11/03/2014
High-Temperature Microbe Metabolically Engineered to Produce Biofuel Alcohols
Summary
The U.S. bioethanol industry depends largely on glucose conversion by yeast wherein pyruvate is decarboxylated to acetaldehyde and then reduced to the 2-carbon biofuel, ethanol. Interest is growing, however, in microorganisms that produce longer-chain alcohols with superior characteristics as fuel molecules compared to ethanol. Examples include microbial strains engineered to produce a specific alcohol such as isopropanol, n-butanol, or isopentanol. Much of the research to date focuses on engineered organisms that operate at ambient temperatures (e.g, 37°C), but the ability to produce bioalcohols at temperatures above 70°C has several advantages over ambient-temperature processes, including lower risk of microbial contamination, higher diffusion rates, and lower cooling and distillation costs. Researchers at the Department of Energy’s BioEnergy Science Center describe the metabolic engineering of a hyperthermophilic archaeon, Pyrococcus furiosus, to produce not only ethanol but a range of alcohols at 70-80°C via a synthetic pathway not known in nature and fundamentally different from those previously described.

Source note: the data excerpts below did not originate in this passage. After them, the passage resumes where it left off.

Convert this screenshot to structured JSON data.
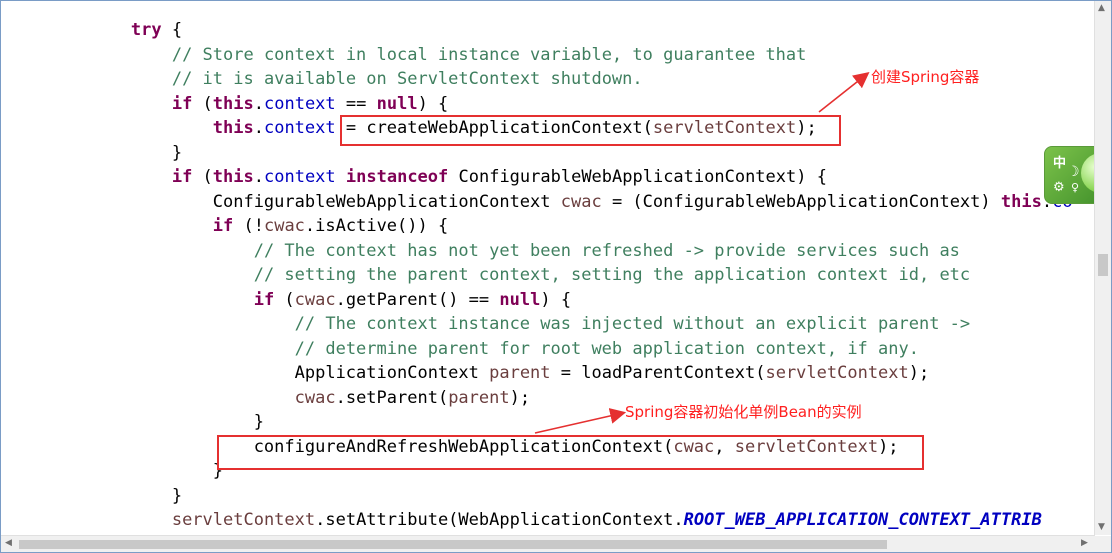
{
  "code": {
    "lines": [
      [
        {
          "t": "        "
        },
        {
          "t": "try",
          "c": "kw"
        },
        {
          "t": " {"
        }
      ],
      [
        {
          "t": "            "
        },
        {
          "t": "// Store context in local instance variable, to guarantee that",
          "c": "cm"
        }
      ],
      [
        {
          "t": "            "
        },
        {
          "t": "// it is available on ServletContext shutdown.",
          "c": "cm"
        }
      ],
      [
        {
          "t": "            "
        },
        {
          "t": "if",
          "c": "kw"
        },
        {
          "t": " ("
        },
        {
          "t": "this",
          "c": "kw"
        },
        {
          "t": "."
        },
        {
          "t": "context",
          "c": "fld"
        },
        {
          "t": " == "
        },
        {
          "t": "null",
          "c": "kw"
        },
        {
          "t": ") {"
        }
      ],
      [
        {
          "t": "                "
        },
        {
          "t": "this",
          "c": "kw"
        },
        {
          "t": "."
        },
        {
          "t": "context",
          "c": "fld"
        },
        {
          "t": " = createWebApplicationContext("
        },
        {
          "t": "servletContext",
          "c": "var"
        },
        {
          "t": ");"
        }
      ],
      [
        {
          "t": "            }"
        }
      ],
      [
        {
          "t": "            "
        },
        {
          "t": "if",
          "c": "kw"
        },
        {
          "t": " ("
        },
        {
          "t": "this",
          "c": "kw"
        },
        {
          "t": "."
        },
        {
          "t": "context",
          "c": "fld"
        },
        {
          "t": " "
        },
        {
          "t": "instanceof",
          "c": "kw"
        },
        {
          "t": " ConfigurableWebApplicationContext) {"
        }
      ],
      [
        {
          "t": "                ConfigurableWebApplicationContext "
        },
        {
          "t": "cwac",
          "c": "var"
        },
        {
          "t": " = (ConfigurableWebApplicationContext) "
        },
        {
          "t": "this",
          "c": "kw"
        },
        {
          "t": "."
        },
        {
          "t": "co",
          "c": "fld"
        }
      ],
      [
        {
          "t": "                "
        },
        {
          "t": "if",
          "c": "kw"
        },
        {
          "t": " (!"
        },
        {
          "t": "cwac",
          "c": "var"
        },
        {
          "t": ".isActive()) {"
        }
      ],
      [
        {
          "t": "                    "
        },
        {
          "t": "// The context has not yet been refreshed -> provide services such as",
          "c": "cm"
        }
      ],
      [
        {
          "t": "                    "
        },
        {
          "t": "// setting the parent context, setting the application context id, etc",
          "c": "cm"
        }
      ],
      [
        {
          "t": "                    "
        },
        {
          "t": "if",
          "c": "kw"
        },
        {
          "t": " ("
        },
        {
          "t": "cwac",
          "c": "var"
        },
        {
          "t": ".getParent() == "
        },
        {
          "t": "null",
          "c": "kw"
        },
        {
          "t": ") {"
        }
      ],
      [
        {
          "t": "                        "
        },
        {
          "t": "// The context instance was injected without an explicit parent ->",
          "c": "cm"
        }
      ],
      [
        {
          "t": "                        "
        },
        {
          "t": "// determine parent for root web application context, if any.",
          "c": "cm"
        }
      ],
      [
        {
          "t": "                        ApplicationContext "
        },
        {
          "t": "parent",
          "c": "var"
        },
        {
          "t": " = loadParentContext("
        },
        {
          "t": "servletContext",
          "c": "var"
        },
        {
          "t": ");"
        }
      ],
      [
        {
          "t": "                        "
        },
        {
          "t": "cwac",
          "c": "var"
        },
        {
          "t": ".setParent("
        },
        {
          "t": "parent",
          "c": "var"
        },
        {
          "t": ");"
        }
      ],
      [
        {
          "t": "                    }"
        }
      ],
      [
        {
          "t": "                    configureAndRefreshWebApplicationContext("
        },
        {
          "t": "cwac",
          "c": "var"
        },
        {
          "t": ", "
        },
        {
          "t": "servletContext",
          "c": "var"
        },
        {
          "t": ");"
        }
      ],
      [
        {
          "t": "                }"
        }
      ],
      [
        {
          "t": "            }"
        }
      ],
      [
        {
          "t": "            "
        },
        {
          "t": "servletContext",
          "c": "var"
        },
        {
          "t": ".setAttribute(WebApplicationContext."
        },
        {
          "t": "ROOT_WEB_APPLICATION_CONTEXT_ATTRIB",
          "c": "cst"
        }
      ]
    ]
  },
  "annotations": {
    "create_container": "创建Spring容器",
    "init_singletons": "Spring容器初始化单例Bean的实例"
  },
  "ime_widget": {
    "mode_label": "中",
    "moon_glyph": "☽",
    "gear_glyph": "⚙",
    "mic_glyph": "♀"
  },
  "scrollbars": {
    "up": "▲",
    "down": "▼",
    "left": "◀",
    "right": "▶"
  },
  "colors": {
    "keyword": "#7f0055",
    "comment": "#3f7f5f",
    "field": "#0000c0",
    "variable": "#6a3e3e",
    "annotation": "#ff2020",
    "highlight_box": "#e53030"
  }
}
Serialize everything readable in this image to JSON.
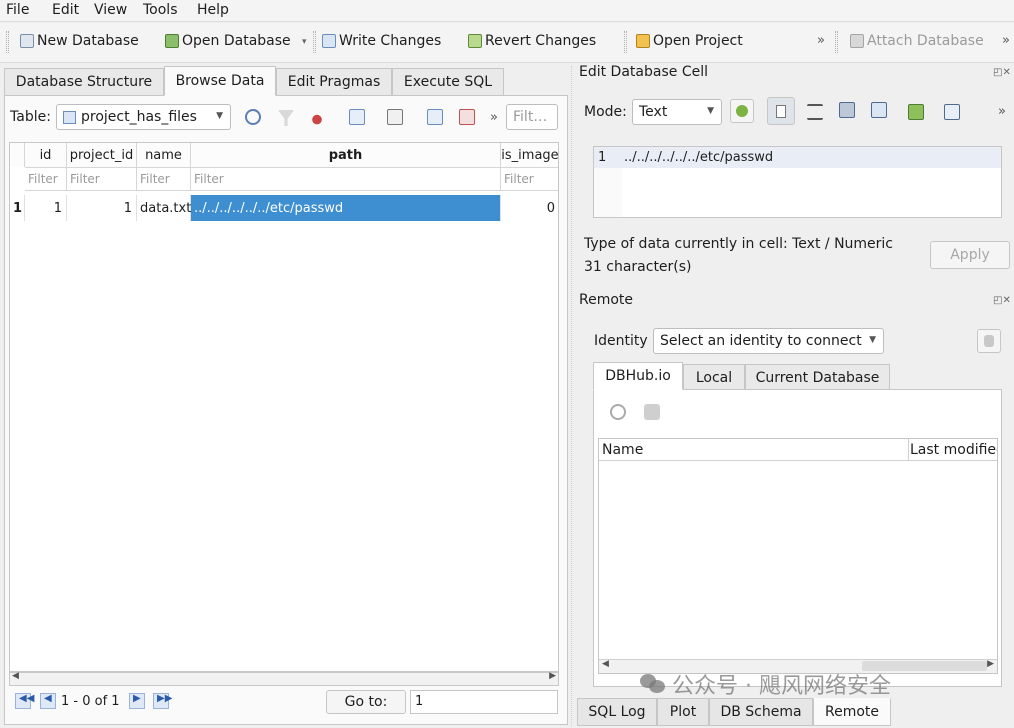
{
  "menu": {
    "file": "File",
    "edit": "Edit",
    "view": "View",
    "tools": "Tools",
    "help": "Help"
  },
  "toolbar": {
    "new_database": "New Database",
    "open_database": "Open Database",
    "write_changes": "Write Changes",
    "revert_changes": "Revert Changes",
    "open_project": "Open Project",
    "overflow": "»",
    "attach_database": "Attach Database",
    "overflow2": "»"
  },
  "left_tabs": [
    "Database Structure",
    "Browse Data",
    "Edit Pragmas",
    "Execute SQL"
  ],
  "browse": {
    "table_label": "Table:",
    "table_value": "project_has_files",
    "overflow": "»",
    "filter_placeholder": "Filt…",
    "columns": [
      "id",
      "project_id",
      "name",
      "path",
      "is_image"
    ],
    "filter_text": [
      "Filter",
      "Filter",
      "Filter",
      "Filter",
      "Filter"
    ],
    "rows": [
      {
        "rownum": "1",
        "id": "1",
        "project_id": "1",
        "name": "data.txt",
        "path": "../../../../../../etc/passwd",
        "is_image": "0"
      }
    ],
    "nav": {
      "first": "⏮",
      "prev": "◀",
      "range": "1 - 0 of 1",
      "next": "▶",
      "last": "⏭",
      "goto_label": "Go to:",
      "goto_value": "1"
    }
  },
  "edit_cell": {
    "title": "Edit Database Cell",
    "mode_label": "Mode:",
    "mode_value": "Text",
    "overflow": "»",
    "line_number": "1",
    "cell_value": "../../../../../../etc/passwd",
    "type_info": "Type of data currently in cell: Text / Numeric",
    "char_count": "31 character(s)",
    "apply_label": "Apply"
  },
  "remote": {
    "title": "Remote",
    "identity_label": "Identity",
    "identity_value": "Select an identity to connect",
    "tabs": [
      "DBHub.io",
      "Local",
      "Current Database"
    ],
    "columns": [
      "Name",
      "Last modified"
    ]
  },
  "dock_tabs": [
    "SQL Log",
    "Plot",
    "DB Schema",
    "Remote"
  ],
  "watermark": "公众号 · 飓风网络安全",
  "colors": {
    "selection": "#3d8fd1",
    "accent_blue": "#2b5ba8"
  }
}
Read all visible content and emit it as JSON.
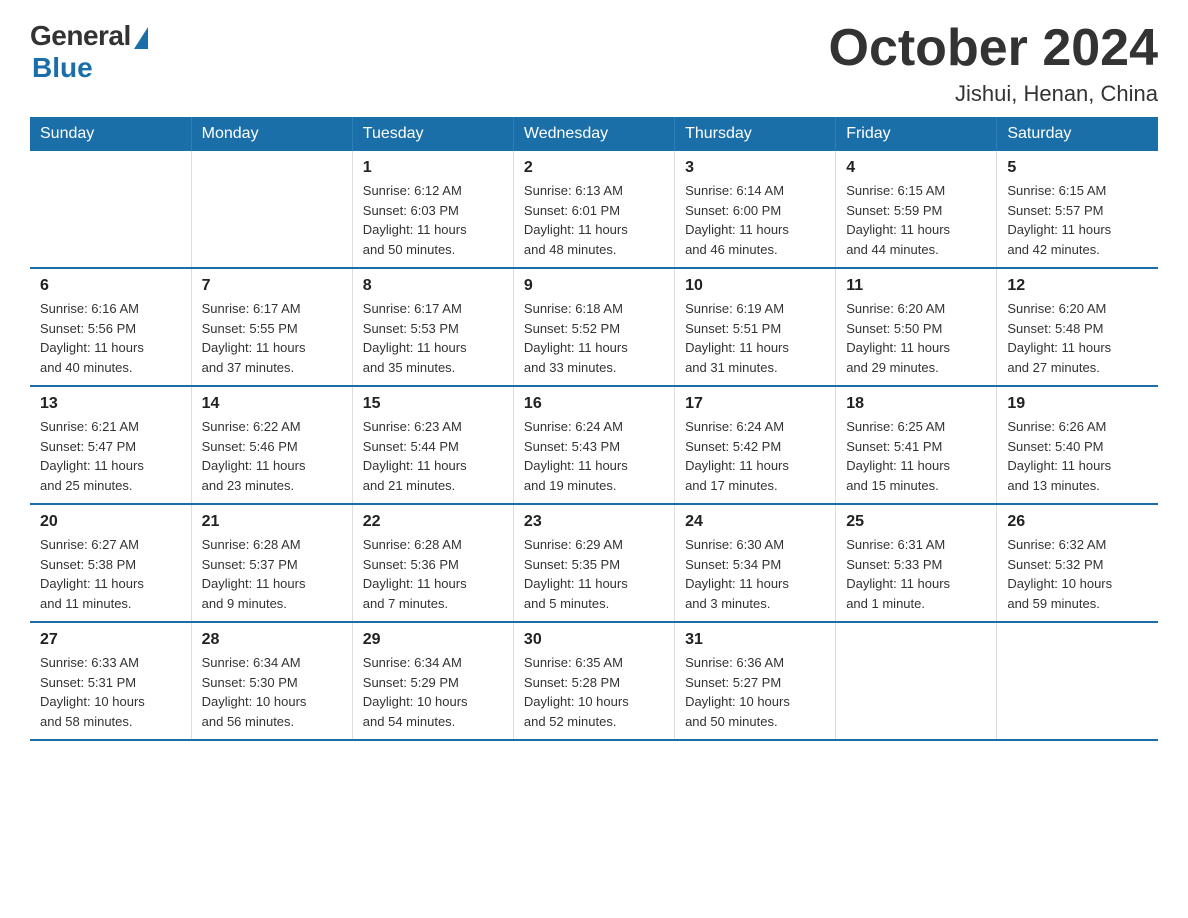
{
  "logo": {
    "general": "General",
    "blue": "Blue"
  },
  "title": "October 2024",
  "subtitle": "Jishui, Henan, China",
  "days_of_week": [
    "Sunday",
    "Monday",
    "Tuesday",
    "Wednesday",
    "Thursday",
    "Friday",
    "Saturday"
  ],
  "weeks": [
    [
      {
        "day": "",
        "info": ""
      },
      {
        "day": "",
        "info": ""
      },
      {
        "day": "1",
        "info": "Sunrise: 6:12 AM\nSunset: 6:03 PM\nDaylight: 11 hours\nand 50 minutes."
      },
      {
        "day": "2",
        "info": "Sunrise: 6:13 AM\nSunset: 6:01 PM\nDaylight: 11 hours\nand 48 minutes."
      },
      {
        "day": "3",
        "info": "Sunrise: 6:14 AM\nSunset: 6:00 PM\nDaylight: 11 hours\nand 46 minutes."
      },
      {
        "day": "4",
        "info": "Sunrise: 6:15 AM\nSunset: 5:59 PM\nDaylight: 11 hours\nand 44 minutes."
      },
      {
        "day": "5",
        "info": "Sunrise: 6:15 AM\nSunset: 5:57 PM\nDaylight: 11 hours\nand 42 minutes."
      }
    ],
    [
      {
        "day": "6",
        "info": "Sunrise: 6:16 AM\nSunset: 5:56 PM\nDaylight: 11 hours\nand 40 minutes."
      },
      {
        "day": "7",
        "info": "Sunrise: 6:17 AM\nSunset: 5:55 PM\nDaylight: 11 hours\nand 37 minutes."
      },
      {
        "day": "8",
        "info": "Sunrise: 6:17 AM\nSunset: 5:53 PM\nDaylight: 11 hours\nand 35 minutes."
      },
      {
        "day": "9",
        "info": "Sunrise: 6:18 AM\nSunset: 5:52 PM\nDaylight: 11 hours\nand 33 minutes."
      },
      {
        "day": "10",
        "info": "Sunrise: 6:19 AM\nSunset: 5:51 PM\nDaylight: 11 hours\nand 31 minutes."
      },
      {
        "day": "11",
        "info": "Sunrise: 6:20 AM\nSunset: 5:50 PM\nDaylight: 11 hours\nand 29 minutes."
      },
      {
        "day": "12",
        "info": "Sunrise: 6:20 AM\nSunset: 5:48 PM\nDaylight: 11 hours\nand 27 minutes."
      }
    ],
    [
      {
        "day": "13",
        "info": "Sunrise: 6:21 AM\nSunset: 5:47 PM\nDaylight: 11 hours\nand 25 minutes."
      },
      {
        "day": "14",
        "info": "Sunrise: 6:22 AM\nSunset: 5:46 PM\nDaylight: 11 hours\nand 23 minutes."
      },
      {
        "day": "15",
        "info": "Sunrise: 6:23 AM\nSunset: 5:44 PM\nDaylight: 11 hours\nand 21 minutes."
      },
      {
        "day": "16",
        "info": "Sunrise: 6:24 AM\nSunset: 5:43 PM\nDaylight: 11 hours\nand 19 minutes."
      },
      {
        "day": "17",
        "info": "Sunrise: 6:24 AM\nSunset: 5:42 PM\nDaylight: 11 hours\nand 17 minutes."
      },
      {
        "day": "18",
        "info": "Sunrise: 6:25 AM\nSunset: 5:41 PM\nDaylight: 11 hours\nand 15 minutes."
      },
      {
        "day": "19",
        "info": "Sunrise: 6:26 AM\nSunset: 5:40 PM\nDaylight: 11 hours\nand 13 minutes."
      }
    ],
    [
      {
        "day": "20",
        "info": "Sunrise: 6:27 AM\nSunset: 5:38 PM\nDaylight: 11 hours\nand 11 minutes."
      },
      {
        "day": "21",
        "info": "Sunrise: 6:28 AM\nSunset: 5:37 PM\nDaylight: 11 hours\nand 9 minutes."
      },
      {
        "day": "22",
        "info": "Sunrise: 6:28 AM\nSunset: 5:36 PM\nDaylight: 11 hours\nand 7 minutes."
      },
      {
        "day": "23",
        "info": "Sunrise: 6:29 AM\nSunset: 5:35 PM\nDaylight: 11 hours\nand 5 minutes."
      },
      {
        "day": "24",
        "info": "Sunrise: 6:30 AM\nSunset: 5:34 PM\nDaylight: 11 hours\nand 3 minutes."
      },
      {
        "day": "25",
        "info": "Sunrise: 6:31 AM\nSunset: 5:33 PM\nDaylight: 11 hours\nand 1 minute."
      },
      {
        "day": "26",
        "info": "Sunrise: 6:32 AM\nSunset: 5:32 PM\nDaylight: 10 hours\nand 59 minutes."
      }
    ],
    [
      {
        "day": "27",
        "info": "Sunrise: 6:33 AM\nSunset: 5:31 PM\nDaylight: 10 hours\nand 58 minutes."
      },
      {
        "day": "28",
        "info": "Sunrise: 6:34 AM\nSunset: 5:30 PM\nDaylight: 10 hours\nand 56 minutes."
      },
      {
        "day": "29",
        "info": "Sunrise: 6:34 AM\nSunset: 5:29 PM\nDaylight: 10 hours\nand 54 minutes."
      },
      {
        "day": "30",
        "info": "Sunrise: 6:35 AM\nSunset: 5:28 PM\nDaylight: 10 hours\nand 52 minutes."
      },
      {
        "day": "31",
        "info": "Sunrise: 6:36 AM\nSunset: 5:27 PM\nDaylight: 10 hours\nand 50 minutes."
      },
      {
        "day": "",
        "info": ""
      },
      {
        "day": "",
        "info": ""
      }
    ]
  ]
}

Specifically, the researchers engineered P. furiosus to produce various alcohols from their corresponding organic acids by constructing a novel synthetic route termed the aldehyde ferredoxin oxidoreductase (AOR)/alcohol dehydrogenase (AdhA) pathway. For example, in addition to converting acetate to ethanol, the synthetic pathway was shown to convert longer chain acids such as propionate to propanol, isobutyrate to isobutanol, and phenylacetate to phenylalcohol. This study is the first example of significant alcohol formation in an archaeon, emphasizing the biotechnological potential of novel microorganisms for biofuel production.
References
Basen, M., G. J. Schut, D. M. Nguyen, G. L. Lipscomb, R. A. Benn, C. J. Prybol, B. J. Vaccaro, F. L. Poole, R. M. Kelly, and M. W. W. Adams. 2014. “Single Gene Insertion Drives Bioalcohol Production by a Thermophilic Archaeon,” Proceedings of the National Academy of Sciences (USA) 111(49), 17,618-623. DOI: 10.1073/pnas.1413789111.